Posted: March 5, 2018 3:25 p.m.
Updated: March 6, 2018 1:00 a.m.
Photo by Glenn Inabinet/

An old bridge abutment from the bridge built around 1827-1828, just west of Camden near present day I-20.

In 1841, Thomas Whitaker was president and William Lang was treasurer of the Bridge Company. From 1863-70, John M. Desaussure was president and Colin McCrae treasurer of the company.

If the complete Camden Bridge Company toll records and account books were extant, just think of the amount of detail they would add to local as were as regional history. They likely would add historical facts well beyond our region.

The bridge was initially constructed in 1827-28 on the design of a Connecticut Yankee, Ithiel Town. His design had been used to build a bridge over the Yadkin River near Salisbury, N.C. Camden citizens had seen and used that bridge several years before the Camden Bridge was constructed.

The bridge was located just west of town and the road from it led directly into town just north of the Quaker Cemetery. It was located in sight of present day I-20. The Bridge Company employed Colonel William Nixon to construct their bridge.

When constructing the bridge Nixon had to consider several factors, one being local traffic on the Wateree River. The Camden Boatyard was just north of the bridge site and in one day in 1828, 33 boats arrived there. The bridge would have to accommodate the passage of steamboats and other boats underneath it.

The Wateree River was subject to flooding. This meant the bridge had to be elevated above high water or the flood stage of the River. This also meant the approach and exit to the bridge on each side of it had to be elevated above the river swamp.

This was done by building large high piers to support the road leading to the bridge over the river itself. Pictured below is one of these piers on the western side of the river swamp today. Based on the pickup truck beside it, it appears to be about 20 feet tall.

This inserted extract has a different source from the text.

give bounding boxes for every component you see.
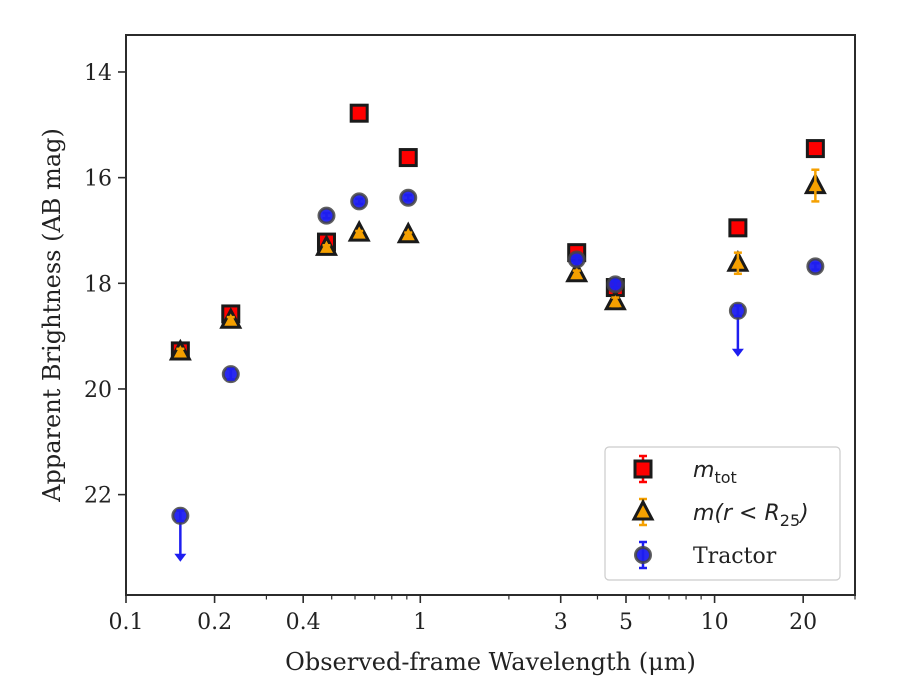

The bridge itself was covered on the sides and top to protect it from the elements and to increase its strength. The covering on the sides prevented horses and mules from seeing they were elevated in the air, a sight which might make them become “skittish” about crossing the bridge. A covered bridge presented more of a barn like entrance to animals, an entrance familiar to them.

This wooden bridge was used for about 50 years, although it had to be rebuilt after being burned during the Civil War and repaired often due to flood damage. Eventually it was replaced by another bridge about a mile to the north.